I only recommend Doctors Data Inc. for hair analysis. It is recommended that a person wash their hair with Johnson’s baby shampoo for 2 weeks prior to hair collection to minimize hair contamination.

“Hair analysis ALONE is a very poor way to assess copper status. I say this after (a) evaluating more than 100,000 hair analyses, (b) developing the first high-quality hair standards (loaned to NIH and other researchers), and (c) performing numerous double-blind, controlled experiments involving hair chemistries. Findings of high Cu levels in hair are compromised by the many external sources of Cu which cannot be completely removed by washing. Low levels of Cu in hair and/or blood often are coincident with dangerous overloads of Cu in liver. Hair Cu values can provide information of clinical significance, but by itself is not clinically decisive.”, Bill Walsh, PhD, Pfeiffer Treatment Center.

According to Walsh copper contamination comes from water, “… hair gels/dyes/etc, and exposure to pools/jacuzzis treated with copper sulfate to kill algae.”
Also hair reflects excretion (not tissue burden), so those with high copper in hair may simply be the efficient excretors, not those with elevated levels.

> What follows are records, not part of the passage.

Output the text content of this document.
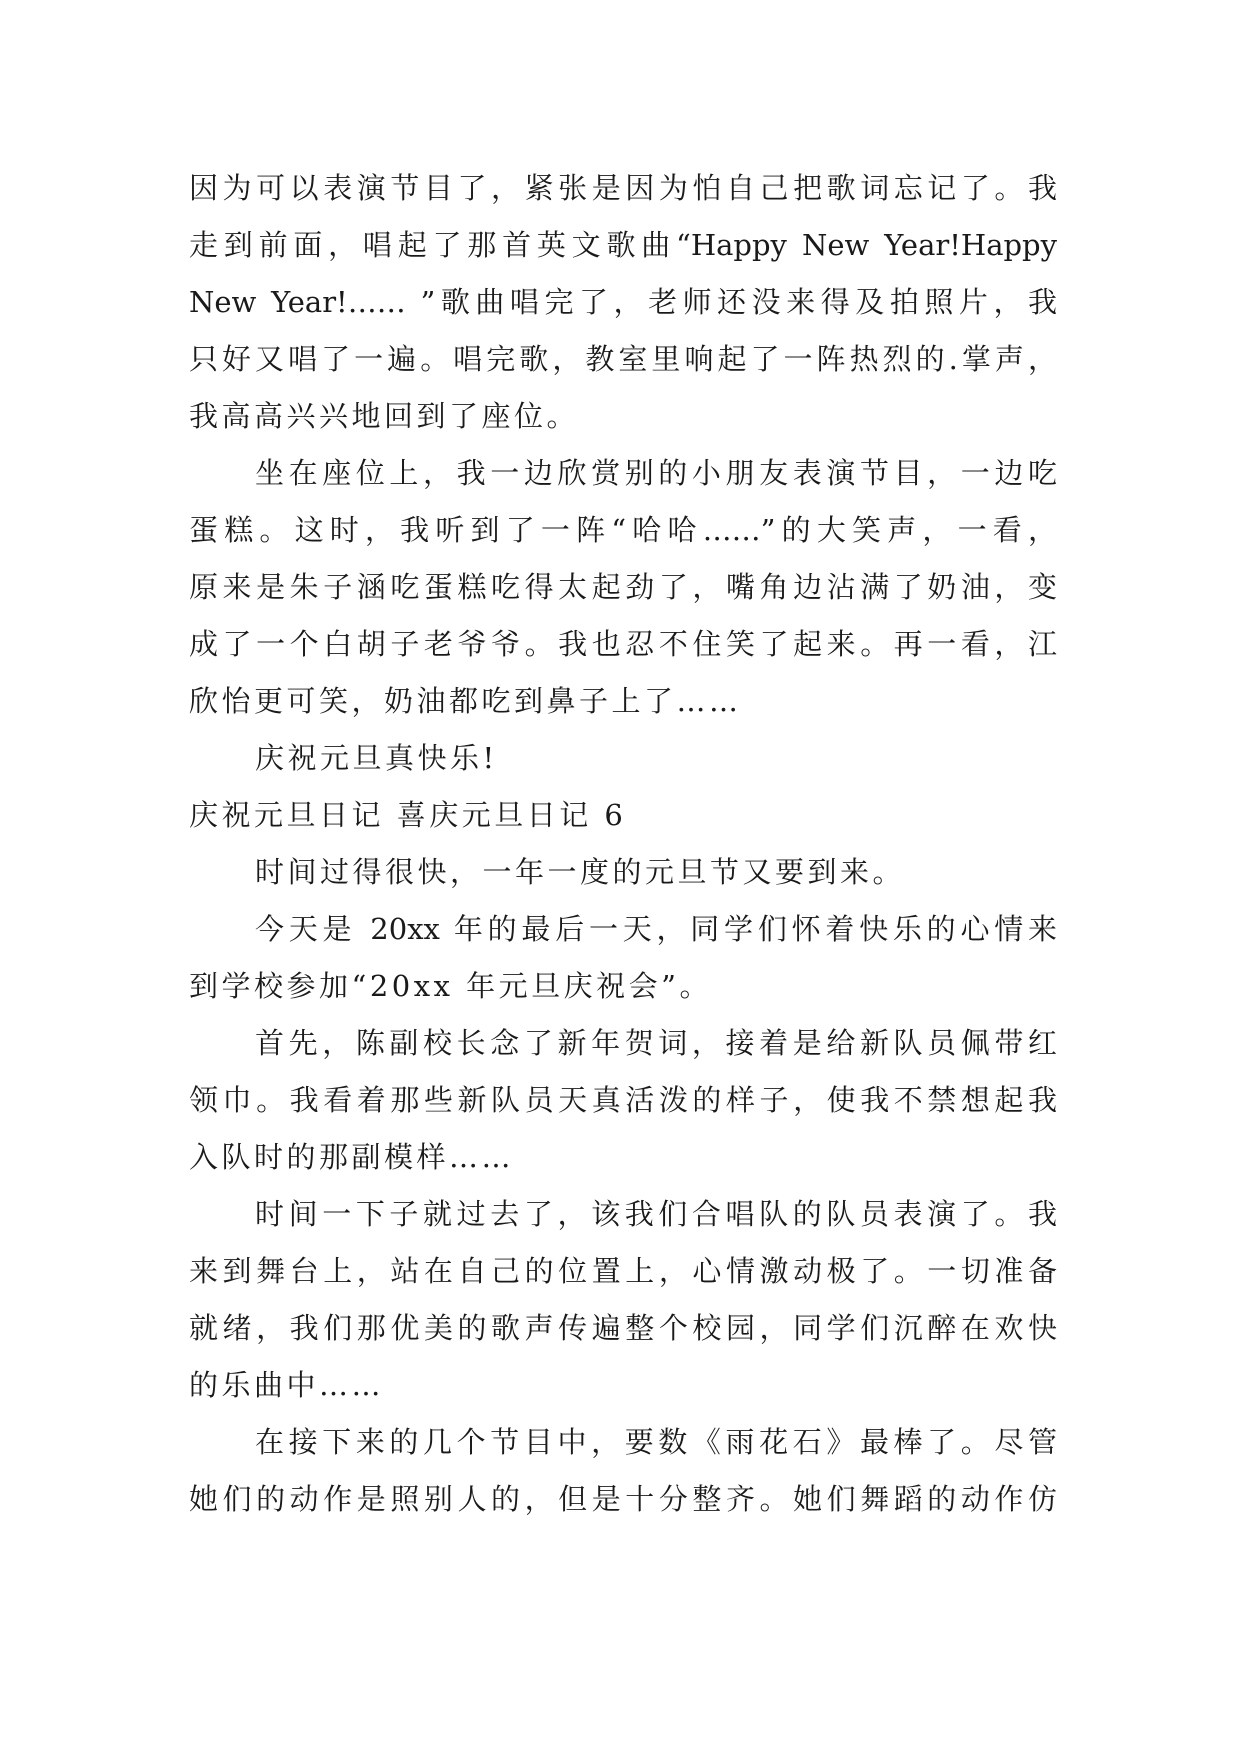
因为可以表演节目了，紧张是因为怕自己把歌词忘记了。我
走到前面，唱起了那首英文歌曲“Happy New Year!Happy
New Year!…… ”歌曲唱完了，老师还没来得及拍照片，我
只好又唱了一遍。唱完歌，教室里响起了一阵热烈的.掌声，
我高高兴兴地回到了座位。
坐在座位上，我一边欣赏别的小朋友表演节目，一边吃
蛋糕。这时，我听到了一阵“哈哈……”的大笑声，一看，
原来是朱子涵吃蛋糕吃得太起劲了，嘴角边沾满了奶油，变
成了一个白胡子老爷爷。我也忍不住笑了起来。再一看，江
欣怡更可笑，奶油都吃到鼻子上了……
庆祝元旦真快乐!
庆祝元旦日记 喜庆元旦日记 6
时间过得很快，一年一度的元旦节又要到来。
今天是 20xx 年的最后一天，同学们怀着快乐的心情来
到学校参加“20xx 年元旦庆祝会”。
首先，陈副校长念了新年贺词，接着是给新队员佩带红
领巾。我看着那些新队员天真活泼的样子，使我不禁想起我
入队时的那副模样……
时间一下子就过去了，该我们合唱队的队员表演了。我
来到舞台上，站在自己的位置上，心情激动极了。一切准备
就绪，我们那优美的歌声传遍整个校园，同学们沉醉在欢快
的乐曲中……
在接下来的几个节目中，要数《雨花石》最棒了。尽管
她们的动作是照别人的，但是十分整齐。她们舞蹈的动作仿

For example according to Walsh:
“… low hair levels of Cu can occur in situations involving Cu overload. A good example is Wilson’s Disease in which hair, blood, and urine Cu levels can be extremely low in a person who may be dying of Cu overload in liver.”

Dr. William Walsh of the Pfeiffer Treatment Center and copper expert believes that the best way to diagnose excess copper levels are from measuring both copper and ceruloplasmin (copper binding protein) in serum (blood levels). From these two levels the percentage free copper in serum can be calculated.

According to Walsh:
Percentage free copper above 25% is classified as elevated.

Serum copper of 17.5 – 20.0 umol/L (110 – 125 ug/dL) is classified as high-normal and serum copper above 20 umol/L (125 ug/dL) is classified as high.


The basis of copper lowering treatment is using nutrients which reduce copper levels. These are zinc, manganese, molybdenum, vitamin C and vitamin B6. Water filtration is recommended to minimize copper intake from water. Avoiding copper containing supplements is also suggested.